Menu

Bau Badan Bisa Meningkatkan Resiko Kanker Payudara

Halo Selamat datang di informasiana.com. Semoga artikel ini mampu menambah wawasan kita tentang info kesehatan tentang Bau Badan Bisa Meningkatkan Resiko Kanker Payudara.

INFORMASIANA – Bau badan adalah bau badan yang disebabkan oleh bakteri dan keringat.

Bau badan berlebih telah disebut sebagai salah satu faktor yang dapat meningkatkan risiko kanker payudara. Meskipun hasil penelitian para ilmuwan Jepang masih sangat awal, ini bisa menjadi sinyal bagi wanita untuk menjaga kebersihannya.

Ilmuwan Jepang baru-baru ini menemukan variasi genetik yang terkait dengan risiko kanker payudara, yang juga terkait dengan bau badan dan kotoran telinga.

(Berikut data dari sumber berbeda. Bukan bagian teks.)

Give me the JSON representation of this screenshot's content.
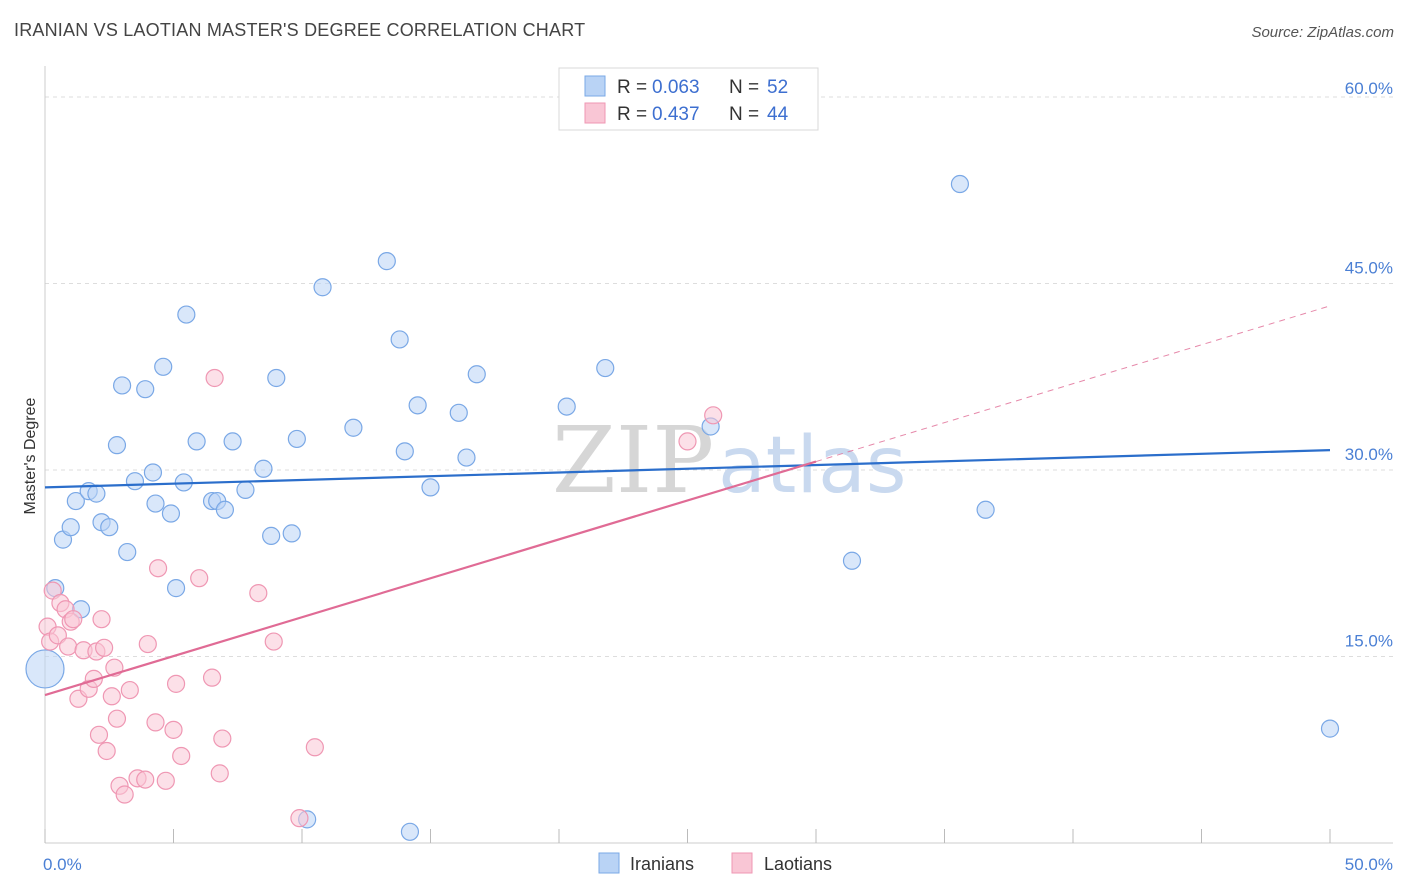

Penemuan ini seharusnya tidak membuat perempuan khawatir, kata Toshi Ishikawa, PhD, profesor teknik biomolekuler di Institut Teknologi Tokyo. Sebaliknya, katanya, kami sangat berharap bahwa dengan metode baru yang dikembangkan oleh timnya, kami akan memiliki peluang yang lebih baik untuk memprediksi risiko kanker payudara.

Baca Juga  Benarkah Mitos yang Menyebutkan Gigi Kuning Lebih Sehat dari Gigi Putih?

Dengan kotoran telinga basah atau bau badan yang berlebihan berarti tidak ada wanita yang menderita kanker payudara, kata Ishikawa. Agar jelas, saya harus mengatakan itu dengan jelas [penemuan variasi gen yang berhubungan dengan badan bau, kotoran telinga basah, dan risiko kanker payudara] Ishikawa mengatakan, salah satu faktor yang dapat meningkatkan risiko kanker payudara. Ini juga terkait erat dengan faktor-faktor lain seperti faktor lingkungan dan mutasi pembunuh tumor seperti BRCA1, BRCA2, p53, dll.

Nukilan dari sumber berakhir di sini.